Его вынесли на Графскую пристань. Все тот же античный портик. И эти звучные всплески. Удары и всплески вечного движения. Графская пристань… К ней бессчетно подходил его вельбот. Он выпрыгивал из вельбота легким, пружинистым прыжком и тотчас с безотчетным удовольствием ощущал под ногами земную твердь… Гребцы на баркасах отдали честь покойному, как отдавали живому — взяли весла на валек.
Его принесли домой. В далекие-далекие, как бы и незапамятные времена близ дома погожим предвечерьем играла полковая музыка. Из окон дома он часто наблюдал за рейдом, любуясь каким-нибудь удальцом, идущим под парусами, или сердясь и досадуя на какого-нибудь капитана за неловкий маневр.

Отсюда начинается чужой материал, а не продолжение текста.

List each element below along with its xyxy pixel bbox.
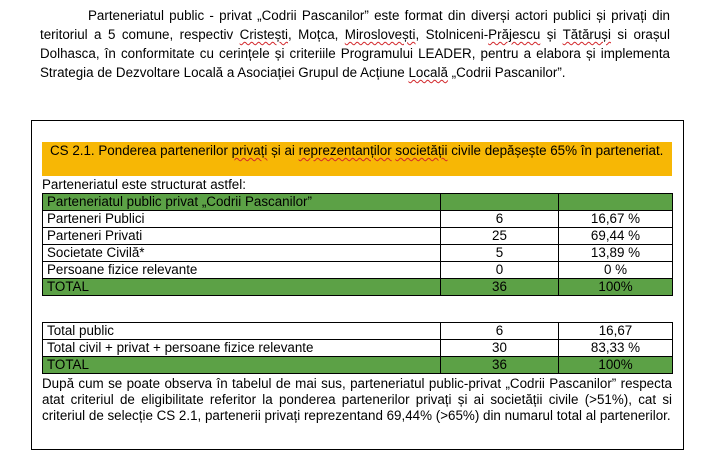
row-count: 25 xyxy=(441,228,559,245)
row-percent: 69,44 % xyxy=(559,228,673,245)
table-row xyxy=(43,228,673,245)
row-count: 0 xyxy=(441,262,559,279)
total-label: TOTAL xyxy=(43,279,441,296)
commune-name: Cristești xyxy=(239,27,289,42)
row-label: Persoane fizice relevante xyxy=(43,262,441,279)
total-count: 36 xyxy=(441,357,559,374)
row-percent: 83,33 % xyxy=(559,340,673,357)
table-row xyxy=(43,211,673,228)
row-count: 30 xyxy=(441,340,559,357)
row-percent: 13,89 % xyxy=(559,245,673,262)
total-count: 36 xyxy=(441,279,559,296)
criterion-callout: CS 2.1. Ponderea partenerilor privați și ai reprezentanților societății civile depășește 65% în parteneriat. xyxy=(42,142,672,176)
row-percent: 16,67 % xyxy=(559,211,673,228)
row-percent: 0 % xyxy=(559,262,673,279)
commune-name: Prăjescu xyxy=(488,27,541,42)
commune-name: Miroslovești xyxy=(344,27,416,42)
commune-name: Tătăruși xyxy=(562,27,611,42)
table-header: Parteneriatul public privat „Codrii Pascanilor” xyxy=(43,194,441,211)
table-row xyxy=(43,245,673,262)
row-label: Total civil + privat + persoane fizice relevante xyxy=(43,340,441,357)
total-percent: 100% xyxy=(559,279,673,296)
summary-table xyxy=(42,322,673,374)
row-label: Societate Civilă* xyxy=(43,245,441,262)
row-label: Total public xyxy=(43,323,441,340)
row-count: 6 xyxy=(441,211,559,228)
table-row xyxy=(43,262,673,279)
table-header-row xyxy=(43,194,673,211)
table-row xyxy=(43,323,673,340)
conclusion-paragraph: După cum se poate observa în tabelul de mai sus, parteneriatul public-privat „Codrii Pascanilor” respecta atat criteriul de eligibilitate referitor la ponderea partenerilor privați și ai societății civile (>51%), cat si criteriul de selecție CS 2.1, partenerii privați reprezentand 69,44% (>65%) din numarul total al partenerilor. xyxy=(42,376,672,423)
total-percent: 100% xyxy=(559,357,673,374)
total-label: TOTAL xyxy=(43,357,441,374)
partnership-table xyxy=(42,193,673,296)
row-count: 5 xyxy=(441,245,559,262)
table-caption: Parteneriatul este structurat astfel: xyxy=(42,177,246,192)
table-row xyxy=(43,340,673,357)
row-label: Parteneri Publici xyxy=(43,211,441,228)
table-total-row xyxy=(43,357,673,374)
row-percent: 16,67 xyxy=(559,323,673,340)
table-total-row xyxy=(43,279,673,296)
row-count: 6 xyxy=(441,323,559,340)
row-label: Parteneri Privati xyxy=(43,228,441,245)
intro-paragraph: Parteneriatul public - privat „Codrii Pascanilor” este format din diverși actori publici și privați din teritoriul a 5 comune, respectiv Cristești, Moțca, Miroslovești, Stolniceni-Prăjescu și Tătăruși si orașul Dolhasca, în conformitate cu cerințele și criteriile Programului LEADER, pentru a elabora și implementa Strategia de Dezvoltare Locală a Asociației Grupul de Acțiune Locală „Codrii Pascanilor”. xyxy=(40,8,670,80)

Его принесли в дом, где жил он «со скромностью древнего философа», дожидаясь начала кампании, начала навигации, в дом, где были его книги и подзорная труба, в комнату, украшенную одним-единственным портретом — портретом Лазарева; в дом, из которого не раз просили его переселиться в надежные казематы Николаевской батареи, а он не видел в том надобности, ибо дневал и ночевал на бастионах.
В гробу его осеняли два адмиральских флага. И еще третий, бесценный: кормовой флаг линейного корабля «Императрица Мария», изодранный синопскими ядрами.
Священник вершил чин отпевания. В мир иной препровождал священник душу Нахимова. Но душа Нахимова оставалась здесь, в Севастополе: у гроба «теснились для последнего прощания любезная покойному его семья, — моряки, тут же теснились офицеры и солдаты всех родов оружия и ведомств».
Адмиралы и генералы вынесли гроб. Как и было приказано, по семнадцати в ряд стоял почетный караул: армейские батальоны и сводный морской батальон — ото всех экипажей Черноморского флота. Как и было приказано, барабанщики ударили «полный поход» — торжественный рокот боевых барабанов, «жалуемый за военные отличия». Как было положено, корабли (те, что остались после затопления) приспустили флаги. Как и было положено, прогремел пушечный салют; то же число залпов, каким салютовали адмиралу при жизни.